Com’è stata la loro gestione sul set?
«Sono stato molto aiutato da Lorenza, la mia compagna (Lorenza Indovina, ndr), che da attrice conosce meglio di me certi meccanismi. I bambini hanno lavorato con sicurezza, quasi che quel mondo immaginario non gli fosse estraneo. Un passo ed erano dentro, senza chiedere perché. Era un gioco, un mondo ipotetico, poteva esistere. Io non ho figli e mi sono trovato immerso in una quantità di ragazzini mostruosa, ognuno con le sue esigenze, la sua età. Ne ero terrorizzato. Li trattavo come adulti e loro erano più contenti. So di registi impazziti per ogni scena da girare, so di trattative per cui se fai questo ti compro il gelato, se dici questo ti faccio il regalo. I bambini ci mettono un attimo a trasformarsi in tiranni, a passare da ultimi a primi. Gli pare normale essere accompagnati da 15 persone che li coccolano e gli puliscono le maniche. Se gli parli da adulto, si adeguano subito. I più piccoli non avevano la sensazione della macchina né di essere osservati. Tu gli chiedi: corri, fai finta che quel barattolo è un astronave, e la cosa succede. Dopo la pubertà la macchina da presa cambia ruolo. Diventa uno specchio. Smettono di essere naturali. Vogliono sapere se sono belli, brutti, giusti. È per questo che lavorare con gli adolescenti può essere più complicato. Con Giulia Dragotto che fa Anna, invece, è stato semplice perché è un’attrice vera».
Ci sono scene di massa spettacolari, c’è un bimbo formidabile che avrà tre anni. Come avete fatto?
«Le scene di massa le abbiamo girate prima del Covid. Siamo stati fortunati. Nicolino è il figlio di uno dei nostri addetti al casting. C’è un piano sequenza lungo sette minuti, lui è chiuso in un’auto e dentro si nascondeva Lorenza che lo teneva buono. Quando la macchina da presa si avvicinava, lei si sdraiava a terra.

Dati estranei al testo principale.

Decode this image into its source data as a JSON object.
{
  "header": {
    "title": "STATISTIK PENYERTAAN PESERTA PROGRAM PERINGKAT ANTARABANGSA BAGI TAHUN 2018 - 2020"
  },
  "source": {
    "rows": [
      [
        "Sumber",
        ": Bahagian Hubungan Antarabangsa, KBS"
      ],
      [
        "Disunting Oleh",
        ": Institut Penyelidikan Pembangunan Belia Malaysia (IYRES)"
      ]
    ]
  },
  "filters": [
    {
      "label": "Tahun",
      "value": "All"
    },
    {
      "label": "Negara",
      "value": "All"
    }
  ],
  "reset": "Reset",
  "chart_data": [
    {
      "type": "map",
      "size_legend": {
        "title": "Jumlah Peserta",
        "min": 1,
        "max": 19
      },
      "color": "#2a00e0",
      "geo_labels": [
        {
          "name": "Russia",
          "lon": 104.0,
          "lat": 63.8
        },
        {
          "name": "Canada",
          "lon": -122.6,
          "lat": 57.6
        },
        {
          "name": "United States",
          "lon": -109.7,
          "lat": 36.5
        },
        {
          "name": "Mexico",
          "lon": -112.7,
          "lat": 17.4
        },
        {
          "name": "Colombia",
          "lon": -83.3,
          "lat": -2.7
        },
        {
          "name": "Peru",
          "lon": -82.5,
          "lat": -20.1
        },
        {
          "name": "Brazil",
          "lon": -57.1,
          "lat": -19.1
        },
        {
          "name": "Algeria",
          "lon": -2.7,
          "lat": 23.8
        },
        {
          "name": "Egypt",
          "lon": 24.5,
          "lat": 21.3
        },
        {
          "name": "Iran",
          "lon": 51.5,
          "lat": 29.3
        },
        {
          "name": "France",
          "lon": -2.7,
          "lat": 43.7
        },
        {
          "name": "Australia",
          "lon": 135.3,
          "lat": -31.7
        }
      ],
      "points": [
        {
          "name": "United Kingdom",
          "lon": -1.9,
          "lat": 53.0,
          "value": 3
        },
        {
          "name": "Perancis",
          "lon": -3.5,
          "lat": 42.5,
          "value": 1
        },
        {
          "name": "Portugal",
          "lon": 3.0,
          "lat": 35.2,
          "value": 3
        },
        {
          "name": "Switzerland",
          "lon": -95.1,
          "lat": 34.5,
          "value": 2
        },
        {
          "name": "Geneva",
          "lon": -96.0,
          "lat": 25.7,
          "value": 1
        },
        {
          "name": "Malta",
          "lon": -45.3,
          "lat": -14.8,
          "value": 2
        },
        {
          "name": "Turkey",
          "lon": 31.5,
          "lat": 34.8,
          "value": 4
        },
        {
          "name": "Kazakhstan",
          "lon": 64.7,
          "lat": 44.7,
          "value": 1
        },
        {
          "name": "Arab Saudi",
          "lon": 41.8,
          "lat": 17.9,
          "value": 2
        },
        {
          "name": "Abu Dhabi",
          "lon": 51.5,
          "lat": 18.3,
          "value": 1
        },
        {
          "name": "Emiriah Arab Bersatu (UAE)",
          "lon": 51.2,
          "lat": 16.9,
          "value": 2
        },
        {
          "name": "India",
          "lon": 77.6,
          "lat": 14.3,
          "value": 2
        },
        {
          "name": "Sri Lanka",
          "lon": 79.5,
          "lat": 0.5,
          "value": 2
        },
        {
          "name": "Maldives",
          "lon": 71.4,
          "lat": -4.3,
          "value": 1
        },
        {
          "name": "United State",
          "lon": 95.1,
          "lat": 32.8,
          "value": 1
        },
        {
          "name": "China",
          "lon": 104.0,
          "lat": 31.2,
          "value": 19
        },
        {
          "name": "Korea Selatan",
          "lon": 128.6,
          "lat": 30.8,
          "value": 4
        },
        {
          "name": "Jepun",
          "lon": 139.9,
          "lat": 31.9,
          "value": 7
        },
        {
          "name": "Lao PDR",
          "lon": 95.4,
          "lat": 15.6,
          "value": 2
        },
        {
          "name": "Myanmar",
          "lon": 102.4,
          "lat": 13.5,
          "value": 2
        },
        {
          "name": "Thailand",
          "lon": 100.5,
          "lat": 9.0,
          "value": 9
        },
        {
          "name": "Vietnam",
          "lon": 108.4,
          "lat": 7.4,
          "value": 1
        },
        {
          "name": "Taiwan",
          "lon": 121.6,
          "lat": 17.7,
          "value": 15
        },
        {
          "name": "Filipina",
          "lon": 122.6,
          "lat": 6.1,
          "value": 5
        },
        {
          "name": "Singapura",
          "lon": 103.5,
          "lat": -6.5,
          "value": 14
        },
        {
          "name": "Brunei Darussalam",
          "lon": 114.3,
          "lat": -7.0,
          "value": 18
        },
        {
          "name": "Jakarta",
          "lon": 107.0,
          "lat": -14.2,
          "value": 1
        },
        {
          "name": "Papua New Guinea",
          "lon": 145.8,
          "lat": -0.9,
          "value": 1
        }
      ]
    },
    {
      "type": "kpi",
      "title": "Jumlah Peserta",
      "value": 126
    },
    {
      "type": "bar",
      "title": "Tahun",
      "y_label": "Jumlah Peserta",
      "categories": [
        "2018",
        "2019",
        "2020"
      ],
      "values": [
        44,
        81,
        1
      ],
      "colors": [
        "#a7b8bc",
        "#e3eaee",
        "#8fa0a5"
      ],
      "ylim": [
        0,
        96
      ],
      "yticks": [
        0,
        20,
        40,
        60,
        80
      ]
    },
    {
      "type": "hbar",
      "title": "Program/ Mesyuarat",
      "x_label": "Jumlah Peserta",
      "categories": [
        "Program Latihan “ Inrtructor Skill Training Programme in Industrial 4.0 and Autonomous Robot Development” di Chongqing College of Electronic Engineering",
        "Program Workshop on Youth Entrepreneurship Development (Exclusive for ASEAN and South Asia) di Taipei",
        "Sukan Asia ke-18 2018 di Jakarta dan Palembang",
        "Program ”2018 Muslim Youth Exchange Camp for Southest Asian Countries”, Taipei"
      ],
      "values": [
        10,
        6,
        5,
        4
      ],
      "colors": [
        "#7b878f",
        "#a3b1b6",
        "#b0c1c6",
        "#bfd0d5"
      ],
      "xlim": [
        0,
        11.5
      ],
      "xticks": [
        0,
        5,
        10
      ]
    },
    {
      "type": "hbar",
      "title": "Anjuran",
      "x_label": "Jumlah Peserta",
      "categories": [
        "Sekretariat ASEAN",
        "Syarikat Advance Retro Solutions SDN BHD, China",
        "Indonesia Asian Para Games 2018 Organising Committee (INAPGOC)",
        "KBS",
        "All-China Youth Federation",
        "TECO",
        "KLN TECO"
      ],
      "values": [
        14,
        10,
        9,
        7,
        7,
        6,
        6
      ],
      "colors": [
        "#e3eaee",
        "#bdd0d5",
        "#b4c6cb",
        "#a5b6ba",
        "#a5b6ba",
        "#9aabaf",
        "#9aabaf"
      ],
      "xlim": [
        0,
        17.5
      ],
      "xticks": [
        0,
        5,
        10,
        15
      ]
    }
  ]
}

A Nicolino avevamo detto che l’attrice che interpreta Anna da piccola si chiamava veramente Anna, oppure che Elena Lietti di nome faceva Mamma, e allora ogni tanto lui diceva: io voglio la mamma vera, non Mamma quella. In una scena ha un chewing gum, lo toglie dalla bocca, scende da una poltrona e lo attacca lì sotto. È stata una sua idea e l’abbiamo tenuta così».
Ha ancora voglia di raccontare l’infanzia e l’adolescenza?
«Ogni volta mi dico basta. Poi non so perché, le storie che penso hanno sempre per protagonisti dei bambini. Mi stupiscono. L’energia dei bambini è miracolosa. Il mondo di Anna mi dava la possibilità di recuperare personaggi che nel libro avevo sacrificato per brevità, per evitare il romanzo corale. La serie è stata un’occasione quasi per riscrivere il libro, come a un certo punto avevo immaginato, chiamandolo magari - che ne so - Anna integrale. Però non si fa. Ci sono scrittori che hanno vissuto per sempre all’interno di mondi costruiti, penso a Dune, a Conan, a quelle saghe in cui esistono regole che possono essere gabbie creative ma molto interessanti e piacevoli».
Lei si fiderebbe di un mondo salvato dai bambini?
«Macché. Come non mi fido dell’idea che i bambini capiscano più di noi. Sono solo delle versioni più piccole di quel che siamo. Capiranno quello che dovranno capire diventando adulti».